The Biden administration failed to explain to Congress what forms of military support it continues to provide to the Saudi-led coalition in Yemen, and issued a two-page letter that avoids the question and does not provide any of the details lawmakers have requested.
The letter sent by the State Department to lawmakers did not address the “offensive” forms of support that have ended, other than the suspension of “two sales of air-to-ground munitions” that has already been reported.
last February, dozens of Democratic lawmakers sent a letter to the administration of US President Joe Biden, after the United States announced an end to offensive support for the Saudi-led coalition’s war in Yemen.
The letter, first reported by The Intercept, said the administration was conducting an ongoing review of its other systems to determine what should or should not be considered “abusive,” and then moved on to talk about Washington’s diplomatic efforts in Yemen. Ultimately, It sidestepped the key questions the lawmakers had originally asked.
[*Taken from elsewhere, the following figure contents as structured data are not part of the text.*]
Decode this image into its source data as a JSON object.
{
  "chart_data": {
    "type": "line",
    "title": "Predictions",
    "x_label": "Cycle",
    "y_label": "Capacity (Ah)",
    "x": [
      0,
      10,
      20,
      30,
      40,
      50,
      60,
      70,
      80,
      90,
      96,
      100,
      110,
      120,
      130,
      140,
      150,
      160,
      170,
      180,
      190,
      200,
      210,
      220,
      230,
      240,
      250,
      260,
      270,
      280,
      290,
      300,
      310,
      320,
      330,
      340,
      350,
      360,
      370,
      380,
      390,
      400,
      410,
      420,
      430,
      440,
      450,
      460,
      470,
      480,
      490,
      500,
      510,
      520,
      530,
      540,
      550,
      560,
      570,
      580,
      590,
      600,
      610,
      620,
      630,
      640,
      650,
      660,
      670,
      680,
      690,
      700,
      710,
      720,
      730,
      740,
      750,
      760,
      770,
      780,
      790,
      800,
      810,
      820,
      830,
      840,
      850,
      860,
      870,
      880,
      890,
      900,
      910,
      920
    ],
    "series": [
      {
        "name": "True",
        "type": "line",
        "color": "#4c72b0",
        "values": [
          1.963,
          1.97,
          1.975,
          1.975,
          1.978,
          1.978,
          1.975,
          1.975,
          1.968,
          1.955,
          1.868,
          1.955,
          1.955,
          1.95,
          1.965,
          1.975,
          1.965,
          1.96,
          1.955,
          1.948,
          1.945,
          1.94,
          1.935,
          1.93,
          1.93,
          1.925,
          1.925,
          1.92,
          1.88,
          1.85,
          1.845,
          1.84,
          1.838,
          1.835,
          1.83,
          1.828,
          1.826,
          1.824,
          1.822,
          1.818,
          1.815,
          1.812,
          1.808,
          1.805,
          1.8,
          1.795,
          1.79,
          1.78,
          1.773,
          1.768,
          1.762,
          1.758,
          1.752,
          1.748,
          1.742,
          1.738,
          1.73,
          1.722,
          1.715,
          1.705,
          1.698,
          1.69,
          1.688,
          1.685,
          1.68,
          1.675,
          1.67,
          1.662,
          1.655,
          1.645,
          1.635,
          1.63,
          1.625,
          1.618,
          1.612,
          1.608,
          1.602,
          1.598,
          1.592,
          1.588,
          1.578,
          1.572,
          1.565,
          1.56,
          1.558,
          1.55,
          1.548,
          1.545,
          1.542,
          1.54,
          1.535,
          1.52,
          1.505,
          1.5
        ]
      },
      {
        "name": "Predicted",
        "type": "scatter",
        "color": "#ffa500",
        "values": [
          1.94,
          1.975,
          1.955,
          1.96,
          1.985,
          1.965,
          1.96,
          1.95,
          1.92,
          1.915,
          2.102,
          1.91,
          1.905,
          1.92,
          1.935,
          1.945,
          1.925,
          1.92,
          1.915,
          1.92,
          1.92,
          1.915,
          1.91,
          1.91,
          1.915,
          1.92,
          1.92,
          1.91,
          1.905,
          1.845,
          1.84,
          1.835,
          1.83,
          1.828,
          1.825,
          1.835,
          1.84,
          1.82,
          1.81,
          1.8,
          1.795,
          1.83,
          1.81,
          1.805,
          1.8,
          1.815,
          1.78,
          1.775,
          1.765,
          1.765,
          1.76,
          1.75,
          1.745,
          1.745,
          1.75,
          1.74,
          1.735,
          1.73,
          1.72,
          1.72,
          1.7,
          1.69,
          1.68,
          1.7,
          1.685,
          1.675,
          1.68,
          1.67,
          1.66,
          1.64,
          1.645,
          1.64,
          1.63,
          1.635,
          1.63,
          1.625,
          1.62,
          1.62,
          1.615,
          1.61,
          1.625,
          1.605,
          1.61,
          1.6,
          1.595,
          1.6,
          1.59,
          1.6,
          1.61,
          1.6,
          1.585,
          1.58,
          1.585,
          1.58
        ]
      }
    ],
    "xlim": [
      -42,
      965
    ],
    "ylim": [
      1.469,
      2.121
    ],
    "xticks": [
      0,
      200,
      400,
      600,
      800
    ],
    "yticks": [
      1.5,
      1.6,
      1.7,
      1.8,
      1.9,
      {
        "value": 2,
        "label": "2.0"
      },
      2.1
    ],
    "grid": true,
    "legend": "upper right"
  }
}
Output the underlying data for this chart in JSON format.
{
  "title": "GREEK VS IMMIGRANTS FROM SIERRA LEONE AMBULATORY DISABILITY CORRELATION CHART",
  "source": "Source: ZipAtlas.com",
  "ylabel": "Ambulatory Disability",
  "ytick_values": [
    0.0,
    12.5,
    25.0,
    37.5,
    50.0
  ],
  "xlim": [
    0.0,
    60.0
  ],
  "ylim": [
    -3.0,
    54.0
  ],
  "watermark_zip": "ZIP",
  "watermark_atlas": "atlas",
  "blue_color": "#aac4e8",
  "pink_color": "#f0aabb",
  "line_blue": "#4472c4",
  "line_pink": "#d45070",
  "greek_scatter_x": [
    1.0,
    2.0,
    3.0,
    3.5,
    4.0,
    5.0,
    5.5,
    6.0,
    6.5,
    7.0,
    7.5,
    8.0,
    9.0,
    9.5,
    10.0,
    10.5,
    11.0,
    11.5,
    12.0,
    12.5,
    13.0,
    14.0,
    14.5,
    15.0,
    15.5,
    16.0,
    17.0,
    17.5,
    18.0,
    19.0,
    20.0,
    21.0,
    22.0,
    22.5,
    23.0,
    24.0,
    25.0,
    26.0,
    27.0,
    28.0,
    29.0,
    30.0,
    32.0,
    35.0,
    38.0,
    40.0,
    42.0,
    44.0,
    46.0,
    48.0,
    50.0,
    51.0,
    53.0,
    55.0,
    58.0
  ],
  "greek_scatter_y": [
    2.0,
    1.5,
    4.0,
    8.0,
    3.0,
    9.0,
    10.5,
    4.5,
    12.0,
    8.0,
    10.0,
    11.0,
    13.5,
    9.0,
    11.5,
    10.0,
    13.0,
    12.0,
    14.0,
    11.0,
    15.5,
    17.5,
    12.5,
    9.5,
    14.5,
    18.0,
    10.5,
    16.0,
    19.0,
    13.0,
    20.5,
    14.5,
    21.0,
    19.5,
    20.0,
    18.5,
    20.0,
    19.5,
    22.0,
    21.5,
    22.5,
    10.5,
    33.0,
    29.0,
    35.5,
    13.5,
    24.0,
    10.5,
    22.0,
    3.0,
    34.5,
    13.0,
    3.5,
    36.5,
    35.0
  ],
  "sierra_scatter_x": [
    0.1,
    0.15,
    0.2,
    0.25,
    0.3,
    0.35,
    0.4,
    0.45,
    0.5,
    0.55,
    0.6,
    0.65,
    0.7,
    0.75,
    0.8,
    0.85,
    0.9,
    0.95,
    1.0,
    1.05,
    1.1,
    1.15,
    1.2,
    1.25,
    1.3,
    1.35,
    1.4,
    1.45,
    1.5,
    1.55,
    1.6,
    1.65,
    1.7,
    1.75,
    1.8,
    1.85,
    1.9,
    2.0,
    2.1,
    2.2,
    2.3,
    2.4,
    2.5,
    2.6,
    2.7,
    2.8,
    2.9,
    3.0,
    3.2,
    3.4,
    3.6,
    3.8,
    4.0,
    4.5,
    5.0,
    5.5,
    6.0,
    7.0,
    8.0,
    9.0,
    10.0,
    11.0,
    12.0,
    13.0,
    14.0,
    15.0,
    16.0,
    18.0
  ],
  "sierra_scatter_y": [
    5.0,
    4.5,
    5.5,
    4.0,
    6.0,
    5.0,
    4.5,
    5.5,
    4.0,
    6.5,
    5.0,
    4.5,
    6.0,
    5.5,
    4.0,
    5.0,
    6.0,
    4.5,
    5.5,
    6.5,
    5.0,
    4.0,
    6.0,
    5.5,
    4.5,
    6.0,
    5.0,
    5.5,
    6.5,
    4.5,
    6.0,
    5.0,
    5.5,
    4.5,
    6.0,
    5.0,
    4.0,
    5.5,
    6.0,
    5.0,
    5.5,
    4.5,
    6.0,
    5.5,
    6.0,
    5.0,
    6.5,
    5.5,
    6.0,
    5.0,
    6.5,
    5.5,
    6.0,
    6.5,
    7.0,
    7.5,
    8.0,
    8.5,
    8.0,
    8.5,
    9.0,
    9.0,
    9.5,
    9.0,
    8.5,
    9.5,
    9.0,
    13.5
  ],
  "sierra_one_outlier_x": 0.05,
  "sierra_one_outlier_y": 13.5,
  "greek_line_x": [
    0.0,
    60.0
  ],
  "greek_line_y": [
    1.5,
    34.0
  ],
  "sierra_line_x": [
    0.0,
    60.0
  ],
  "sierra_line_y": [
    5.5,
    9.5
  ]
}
“It’s been months since I lobbied them for answers about how they plan to end offensive operations to assist the Saudi-led coalition, and what legal authority they should have to continue American involvement in an unauthorized conflict,” Congressman Peter DeFazio told The Intercept. by Congress as required.” “However, the Saudi blockade of Yemen and the resulting humanitarian crisis persist with no end in sight. It is frustrating to receive such a contrived response from the State Department, and I will continue to press for real answers.”
DeFazio called the response “a disappointing lack of response from the Biden administration” and said he would continue to seek further details.
Last month, Pentagon sources reported that the Defense Department may allow US contractors to service the Saudi fighter jets and bombers.
It is also expected to sell $23 billion worth of advanced air equipment to the UAE, including an F-35 fighter jet.